Dagegen hat der Kläger am 7. Dezember 2012 Klage erhoben.
Am 24. Januar 2013 stellte der Kläger einen weiteren Antrag auf Lernförderung und fügte dem eine Bestätigung der Schule vom 5. Februar 2013 bei, in dem – neben dem früheren Hinweis, dass ein Einzelunterricht bei Frau L. erforderlich sei, da keine qualifizierte Fachkraft an der Schule vorhanden sei – ausdrücklich erklärt wurde: "Förderung in der Schule wenig hilfreich! siehe Anlage! nur eine langfristige, kontinuierliche Therapie bringt Erfolg!". Beigefügt war ein Auszug aus dem Internet-Aufritt des Bundesverbandes für Legasthenie und Dyskalkulie zu den Förderansätzen bei Legasthenie. Der Beklagte lehnte diesen Antrag mit Bescheid vom 25. März 2013 ab, weil das wesentliche Lernziel auch ohne die beantragte Lernförderung erreicht werden könne und keine Gefährdung des wesentlichen Lernziels vorliege.

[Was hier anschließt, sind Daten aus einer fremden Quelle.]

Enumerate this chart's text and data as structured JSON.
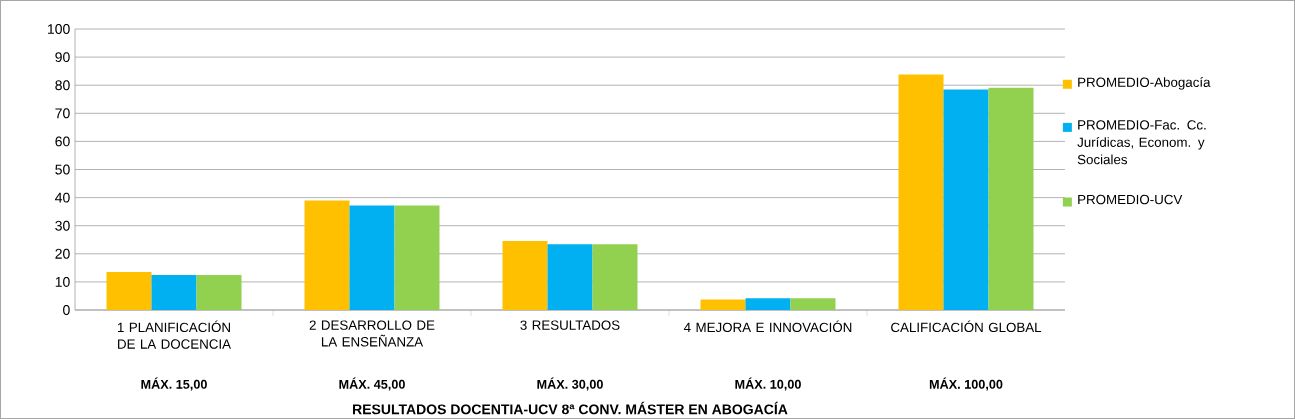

Den dagegen entsprechend der Rechtsbehelfsbelehrung erhobenen Widerspruch, in dem ins-besondere vorgetragen wurde, dass ausschließlich die kontinuierlich durchgeführte Therapie zur Behandlung der Teilleistungsschwäche das erreichte Leistungsniveau ermögliche, wies der Beklagte mit Widerspruchsbescheid vom 15. Februar 2013 zurück. Die Lernförderung diene dazu, vorübergehende Lernschwächen zu beheben, und beziehe sich auf das wesentliche Lernziel, das regelmäßig die Versetzung in die nächste Klassenstufe bzw. ein ausreichendes Leistungsniveau sei. Bei einem nachgewiesenen Notendurchschnitt von 2,27 auf dem Halbjahreszeugnis der 5. Klasse sei ein ausreichendes Lernniveau erreicht; von einem Nichterreichen festgesetzter Lernziele könne nicht ausgegangen werden.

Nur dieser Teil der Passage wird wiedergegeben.